The bulk of ice and water giants is concentrated in a narrow zone between the “savannah” and the “desert,” known as the Neptune ridge. The distance at which it is located from the star depends on the latter’s luminosity, but this pattern holds for stars of different types.

There are many ideas about what processes could lead to such a distribution and whether it is somehow related to the small number of Saturns in the universe, but scientists have not yet come up with any solid evidence.
Sub-Neptunes and super-Earths
However, the main mystery of ice giants is not whether they evolve into Jupiters, but how they are related to Earth-like planets. Because while there are few planets similar to Saturn in space, there are an enormous number of objects larger than Earth and smaller than Neptune.
The problem is that we do not know what they actually look like, because there is nothing similar in the Solar System. They are usually referred to as super-Earths, but models of planet formation show that they must be surrounded by thick atmospheres and possibly completely covered with water. A thick gas envelope that transitions into an ocean many kilometers deep, and somewhere there, at the very bottom, a silicate ball – does that remind you of anything?

There is also a theory about the existence of so-called Hyceans – planets completely covered with water and with a powerful hydrogen atmosphere. In fact, these are mini-Neptunes. And then the question arises: how many more unknown types of worlds exist in space? Is it possible that ice giants and Earth-like planets are actually one type, only formed under different conditions?
If the latter is true, then, on the one hand, this is good because it allows us to create a theory that explains the formation of all the diversity of worlds that we observe.
On the other hand, there are many questions about what factors influence the final shape of the world after it is formed from planetesimals. The cores of Jupiter and Neptune are not very different in size from Earth. They are the same silicate spheres, possibly with metals inside.

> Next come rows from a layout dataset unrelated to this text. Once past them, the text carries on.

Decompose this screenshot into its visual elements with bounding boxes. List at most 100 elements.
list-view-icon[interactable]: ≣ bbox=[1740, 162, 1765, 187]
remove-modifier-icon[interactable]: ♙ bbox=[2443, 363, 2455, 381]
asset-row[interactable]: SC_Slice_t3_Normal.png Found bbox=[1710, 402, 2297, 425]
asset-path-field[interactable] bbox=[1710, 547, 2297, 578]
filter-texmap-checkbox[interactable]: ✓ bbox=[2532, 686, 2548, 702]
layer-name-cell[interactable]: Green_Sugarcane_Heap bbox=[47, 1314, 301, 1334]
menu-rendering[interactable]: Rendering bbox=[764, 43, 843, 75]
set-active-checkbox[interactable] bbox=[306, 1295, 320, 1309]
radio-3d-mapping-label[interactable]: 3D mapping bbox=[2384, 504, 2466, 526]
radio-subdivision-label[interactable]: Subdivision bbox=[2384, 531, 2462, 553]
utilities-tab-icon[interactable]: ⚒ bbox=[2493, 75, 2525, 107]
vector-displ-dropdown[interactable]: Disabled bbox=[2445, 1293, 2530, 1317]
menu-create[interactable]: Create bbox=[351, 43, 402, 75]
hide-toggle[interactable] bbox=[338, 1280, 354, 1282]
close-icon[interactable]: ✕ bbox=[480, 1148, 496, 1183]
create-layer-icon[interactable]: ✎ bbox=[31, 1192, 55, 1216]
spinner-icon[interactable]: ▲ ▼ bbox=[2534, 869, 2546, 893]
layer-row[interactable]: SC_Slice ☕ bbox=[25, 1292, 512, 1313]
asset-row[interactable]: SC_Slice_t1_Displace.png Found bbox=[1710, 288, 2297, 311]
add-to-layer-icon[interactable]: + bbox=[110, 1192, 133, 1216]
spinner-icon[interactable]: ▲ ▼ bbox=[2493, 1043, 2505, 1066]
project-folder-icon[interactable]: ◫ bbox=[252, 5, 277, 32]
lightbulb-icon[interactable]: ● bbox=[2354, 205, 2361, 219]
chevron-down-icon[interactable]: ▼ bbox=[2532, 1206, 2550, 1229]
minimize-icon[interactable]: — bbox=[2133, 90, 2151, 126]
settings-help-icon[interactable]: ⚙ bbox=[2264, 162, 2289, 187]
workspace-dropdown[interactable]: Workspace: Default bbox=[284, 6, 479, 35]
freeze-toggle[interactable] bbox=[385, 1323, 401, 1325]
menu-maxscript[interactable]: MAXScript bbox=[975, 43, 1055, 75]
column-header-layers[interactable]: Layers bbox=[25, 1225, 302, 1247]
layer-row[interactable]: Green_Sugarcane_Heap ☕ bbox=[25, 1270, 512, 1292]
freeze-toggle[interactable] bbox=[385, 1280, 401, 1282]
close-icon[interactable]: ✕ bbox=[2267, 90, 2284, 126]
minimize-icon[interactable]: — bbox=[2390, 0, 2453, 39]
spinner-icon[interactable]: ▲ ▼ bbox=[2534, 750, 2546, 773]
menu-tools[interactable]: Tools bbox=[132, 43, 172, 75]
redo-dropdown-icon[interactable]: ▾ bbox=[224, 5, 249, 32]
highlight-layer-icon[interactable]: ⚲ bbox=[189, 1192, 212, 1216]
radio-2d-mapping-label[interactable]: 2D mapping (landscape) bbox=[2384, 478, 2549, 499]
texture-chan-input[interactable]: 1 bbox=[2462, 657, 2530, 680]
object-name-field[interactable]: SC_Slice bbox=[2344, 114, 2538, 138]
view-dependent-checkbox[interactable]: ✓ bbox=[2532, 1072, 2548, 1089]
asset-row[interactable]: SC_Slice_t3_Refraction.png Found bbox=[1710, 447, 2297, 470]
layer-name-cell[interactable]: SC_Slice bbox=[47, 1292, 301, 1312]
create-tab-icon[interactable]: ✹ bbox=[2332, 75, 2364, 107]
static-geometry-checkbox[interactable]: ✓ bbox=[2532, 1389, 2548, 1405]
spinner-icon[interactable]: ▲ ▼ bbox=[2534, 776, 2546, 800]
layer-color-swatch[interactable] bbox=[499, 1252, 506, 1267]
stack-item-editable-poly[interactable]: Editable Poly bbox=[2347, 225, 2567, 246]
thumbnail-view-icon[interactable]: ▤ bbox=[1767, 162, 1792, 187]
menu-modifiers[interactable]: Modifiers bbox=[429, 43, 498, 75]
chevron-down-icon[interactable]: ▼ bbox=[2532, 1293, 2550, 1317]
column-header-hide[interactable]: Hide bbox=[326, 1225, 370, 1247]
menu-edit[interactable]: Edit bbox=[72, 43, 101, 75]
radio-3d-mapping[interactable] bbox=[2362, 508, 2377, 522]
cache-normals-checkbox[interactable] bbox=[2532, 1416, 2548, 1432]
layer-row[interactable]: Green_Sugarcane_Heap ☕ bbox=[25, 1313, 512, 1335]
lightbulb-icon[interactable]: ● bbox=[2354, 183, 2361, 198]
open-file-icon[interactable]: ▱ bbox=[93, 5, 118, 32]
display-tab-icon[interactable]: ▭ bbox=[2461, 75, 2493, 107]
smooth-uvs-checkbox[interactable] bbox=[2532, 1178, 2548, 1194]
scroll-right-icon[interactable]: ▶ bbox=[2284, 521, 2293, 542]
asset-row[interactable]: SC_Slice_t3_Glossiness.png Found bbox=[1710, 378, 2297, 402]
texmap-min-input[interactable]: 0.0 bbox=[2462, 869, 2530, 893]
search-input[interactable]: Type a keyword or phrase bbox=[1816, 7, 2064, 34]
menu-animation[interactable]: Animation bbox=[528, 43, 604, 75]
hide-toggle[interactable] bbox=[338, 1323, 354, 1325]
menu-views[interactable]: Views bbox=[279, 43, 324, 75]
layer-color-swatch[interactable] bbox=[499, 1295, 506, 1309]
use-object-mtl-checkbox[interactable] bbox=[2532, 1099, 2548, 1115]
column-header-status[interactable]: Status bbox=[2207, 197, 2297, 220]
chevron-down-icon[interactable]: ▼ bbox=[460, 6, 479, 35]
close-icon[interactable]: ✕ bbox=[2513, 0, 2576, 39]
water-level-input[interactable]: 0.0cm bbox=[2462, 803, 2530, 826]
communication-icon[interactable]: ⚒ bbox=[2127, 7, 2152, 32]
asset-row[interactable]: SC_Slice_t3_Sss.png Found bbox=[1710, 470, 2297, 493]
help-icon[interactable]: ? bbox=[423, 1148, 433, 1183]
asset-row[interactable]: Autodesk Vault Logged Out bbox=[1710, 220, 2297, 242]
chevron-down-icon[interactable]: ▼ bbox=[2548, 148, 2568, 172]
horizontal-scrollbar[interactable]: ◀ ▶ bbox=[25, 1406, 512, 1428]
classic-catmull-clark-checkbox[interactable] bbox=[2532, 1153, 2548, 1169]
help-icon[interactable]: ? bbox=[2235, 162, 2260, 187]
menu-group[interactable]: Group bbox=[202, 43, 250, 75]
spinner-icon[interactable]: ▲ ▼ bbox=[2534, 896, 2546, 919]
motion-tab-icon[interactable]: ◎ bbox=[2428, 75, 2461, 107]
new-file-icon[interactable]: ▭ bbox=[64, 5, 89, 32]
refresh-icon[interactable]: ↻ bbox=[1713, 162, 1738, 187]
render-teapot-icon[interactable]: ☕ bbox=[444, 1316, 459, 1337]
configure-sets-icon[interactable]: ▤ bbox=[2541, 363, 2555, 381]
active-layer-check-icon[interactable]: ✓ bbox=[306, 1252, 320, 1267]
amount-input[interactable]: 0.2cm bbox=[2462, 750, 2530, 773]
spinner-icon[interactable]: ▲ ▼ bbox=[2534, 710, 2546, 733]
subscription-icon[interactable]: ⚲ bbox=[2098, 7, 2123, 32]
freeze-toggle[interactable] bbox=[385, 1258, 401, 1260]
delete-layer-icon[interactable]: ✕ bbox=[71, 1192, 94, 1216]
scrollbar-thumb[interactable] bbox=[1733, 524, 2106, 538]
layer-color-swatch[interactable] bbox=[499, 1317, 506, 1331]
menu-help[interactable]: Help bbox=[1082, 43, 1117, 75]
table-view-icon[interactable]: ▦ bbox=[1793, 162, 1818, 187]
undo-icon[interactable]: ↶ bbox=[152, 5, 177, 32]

Of course, the formation of ocean planets and Neptunes is influenced by the amount of volatile substances around them. That is, ice giants are most likely to form where there is plenty of water, ammonia, and methane, i.e., further away from the star. But what role does the size of the rocky core play in their evolution?
In light of this question, one of the latest studies seems particularly interesting. The fact that Uranus’ core is significantly smaller than Neptune’s may mean that their evolutionary paths could have been completely different. This may be why the seventh planet, rather than the eighth, is the coldest in the Solar System.
All of this is the result of certain patterns that we still do not understand. Uranus is much lighter than Neptune, so perhaps it is indeed closer to Saturn. Or maybe the entire class of “ice giants” is just a false grouping. Their mystery is, in essence, the mystery of the birth and evolution of planetary systems in general.